'

Microsoft's Passport to doom

Munir Kotadia: A security vulnerability in Passport could open the way for the FTC to finish a job that the DoJ started, and remove Microsoft's stranglehold on the IT industry

Another week and yet another Microsoft security vulnerability has emerged -- this time on Passport, which is supposed to be used as a central repository for personal information, including credit card details.

Passport is Microsoft's attempt to create a 'single sign on' system so people don't have to remember hundreds of passwords and usernames in order to go shopping online.

If you have a Hotmail account, then you were at risk, but unless you were naïve enough to trust Passport with your most valuable information, the only danger was that someone might be able to read your private emails -- if they could find them among all the spam.

However, if you have had problems logging into your Hotmail account, or another Passport service, and you had to get a new password or open a new account, there is a chance that you were a victim, without ever knowing.

For some reason, Microsoft decided to use a simple URL for Passport's password change function, which means that if I wanted to break into your Passport account, all I needed to know was your username.
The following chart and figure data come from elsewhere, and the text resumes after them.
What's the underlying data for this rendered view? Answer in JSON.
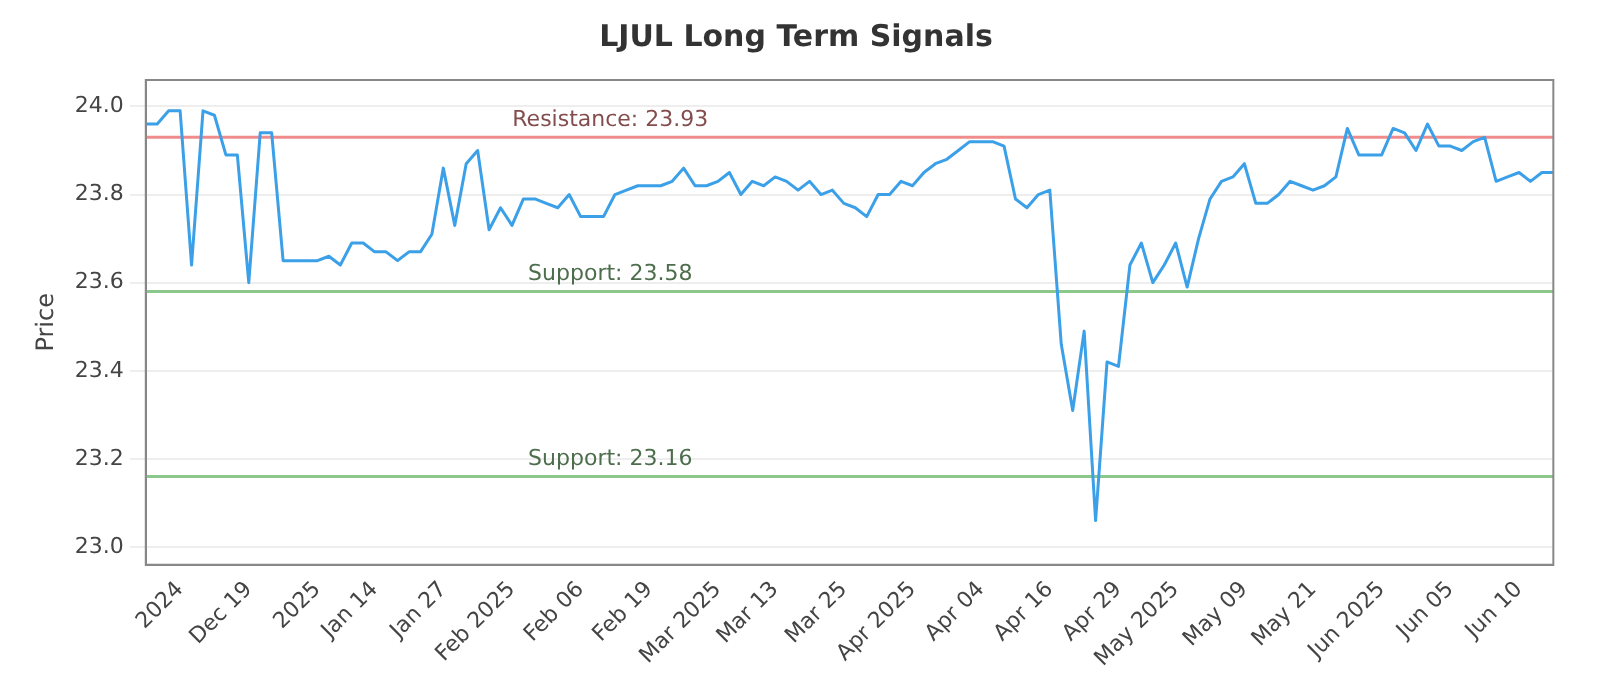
{
  "chart_data": {
    "type": "line",
    "title": "LJUL Long Term Signals",
    "ylabel": "Price",
    "categories": [
      null,
      null,
      null,
      "2024",
      null,
      null,
      null,
      null,
      null,
      "Dec 19",
      null,
      null,
      null,
      null,
      null,
      "2025",
      null,
      null,
      null,
      null,
      "Jan 14",
      null,
      null,
      null,
      null,
      null,
      "Jan 27",
      null,
      null,
      null,
      null,
      null,
      "Feb 2025",
      null,
      null,
      null,
      null,
      null,
      "Feb 06",
      null,
      null,
      null,
      null,
      null,
      "Feb 19",
      null,
      null,
      null,
      null,
      null,
      "Mar 2025",
      null,
      null,
      null,
      null,
      "Mar 13",
      null,
      null,
      null,
      null,
      null,
      "Mar 25",
      null,
      null,
      null,
      null,
      null,
      "Apr 2025",
      null,
      null,
      null,
      null,
      null,
      "Apr 04",
      null,
      null,
      null,
      null,
      null,
      "Apr 16",
      null,
      null,
      null,
      null,
      null,
      "Apr 29",
      null,
      null,
      null,
      null,
      "May 2025",
      null,
      null,
      null,
      null,
      null,
      "May 09",
      null,
      null,
      null,
      null,
      null,
      "May 21",
      null,
      null,
      null,
      null,
      null,
      "Jun 2025",
      null,
      null,
      null,
      null,
      null,
      "Jun 05",
      null,
      null,
      null,
      null,
      null,
      "Jun 10",
      null,
      null,
      null
    ],
    "series": [
      {
        "color": "#3ba0e8",
        "values": [
          23.96,
          23.96,
          23.99,
          23.99,
          23.64,
          23.99,
          23.98,
          23.89,
          23.89,
          23.6,
          23.94,
          23.94,
          23.65,
          23.65,
          23.65,
          23.65,
          23.66,
          23.64,
          23.69,
          23.69,
          23.67,
          23.67,
          23.65,
          23.67,
          23.67,
          23.71,
          23.86,
          23.73,
          23.87,
          23.9,
          23.72,
          23.77,
          23.73,
          23.79,
          23.79,
          23.78,
          23.77,
          23.8,
          23.75,
          23.75,
          23.75,
          23.8,
          23.81,
          23.82,
          23.82,
          23.82,
          23.83,
          23.86,
          23.82,
          23.82,
          23.83,
          23.85,
          23.8,
          23.83,
          23.82,
          23.84,
          23.83,
          23.81,
          23.83,
          23.8,
          23.81,
          23.78,
          23.77,
          23.75,
          23.8,
          23.8,
          23.83,
          23.82,
          23.85,
          23.87,
          23.88,
          23.9,
          23.92,
          23.92,
          23.92,
          23.91,
          23.79,
          23.77,
          23.8,
          23.81,
          23.46,
          23.31,
          23.49,
          23.06,
          23.42,
          23.41,
          23.64,
          23.69,
          23.6,
          23.64,
          23.69,
          23.59,
          23.7,
          23.79,
          23.83,
          23.84,
          23.87,
          23.78,
          23.78,
          23.8,
          23.83,
          23.82,
          23.81,
          23.82,
          23.84,
          23.95,
          23.89,
          23.89,
          23.89,
          23.95,
          23.94,
          23.9,
          23.96,
          23.91,
          23.91,
          23.9,
          23.92,
          23.93,
          23.83,
          23.84,
          23.85,
          23.83,
          23.85,
          23.85
        ]
      }
    ],
    "ylim": [
      22.96,
      24.06
    ],
    "yticks": [
      {
        "value": 23,
        "label": "23.0"
      },
      {
        "value": 23.2,
        "label": "23.2"
      },
      {
        "value": 23.4,
        "label": "23.4"
      },
      {
        "value": 23.6,
        "label": "23.6"
      },
      {
        "value": 23.8,
        "label": "23.8"
      },
      {
        "value": 24,
        "label": "24.0"
      }
    ],
    "ref_lines": [
      {
        "axis": "y",
        "value": 23.93,
        "label": "Resistance: 23.93",
        "color": "#f08c8c"
      },
      {
        "axis": "y",
        "value": 23.58,
        "label": "Support: 23.58",
        "color": "#8cc88c"
      },
      {
        "axis": "y",
        "value": 23.16,
        "label": "Support: 23.16",
        "color": "#8cc88c"
      }
    ],
    "grid": "y",
    "legend": false,
    "marker": "none",
    "line_style": "solid"
  }
}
I would type a particular URL into my browser and within minutes, your username and password would be sent to an email address of my choice.

From that moment, I would have complete access to your Passport account.

The flaw in Passport was such a fundamental error that it makes me cringe whenever I hear the term "trustworthy computing". How can anyone associated with Microsoft keep a straight face when talking about security?

The day after the flaw was discovered -- and after Microsoft's finest engineers spent 24 hours fixing the problem -- Adam Sohn, product manager for Microsoft's Passport team was speaking with reporters: "[The flaw] was something that slipped through the reviews," said Adam who (I'm sure must have been trying to hold back a huge belly laugh) added: "You live and learn."

A little while ago, Microsoft was slapped on the wrists for putting up adverts that claimed its software would make hackers an extinct species. A judge made the company pull the whole advertising campaign because its claims were a joke.

But the more I think about it, the more it makes sense. Hackers will become extinct because Microsoft 'security' is so simple to penetrate that you don't need a hacker; in fact, a trained chimp would be overqualified.

On Microsoft's Web site, the company says it "takes all reported incidents of security issues very seriously and is committed to keeping our customers informed of developments." Well that makes me feel much better. What this tells me is that when (no questions about 'if') there is a security problem with a piece of bloatware, the boys in Redmond will tell us about it. Not fix the problem or apologise for being incompetent, but just let us know that a problem existed.

Well thanks guys.

In the terms and conditions of Passport, it says: "Microsoft is not responsible for any loss that you may incur as a result of any unauthorised person using your account or your password." So even though its software is flawed, if someone takes advantage of that flaw, Gates and co are not responsible.

There are reports that last August, Microsoft promised the Federal Trade Commission (FTC) that it would tighten up its security -- including Passport. The FTC now has a legal case to fine Microsoft so heavily (£1.4tn) that even Redmond's seemingly bottomless bank account would be emptied. This leaves the FTC in a position to clean up the mess left by the Department of Justice.

When I checked my emails this morning, I found that Symatec had recently carried out a survey of IT directors and found that, given a magic wand, 40 percent of them would eradicate all the software vulnerabilities in their systems. The survey didn't tell me what the remaining 60 percent would eradicate, but I would like to think that it would be Microsofts' stranglehold on the IT industry.

Go on FTC, show some bottle and wave that wand.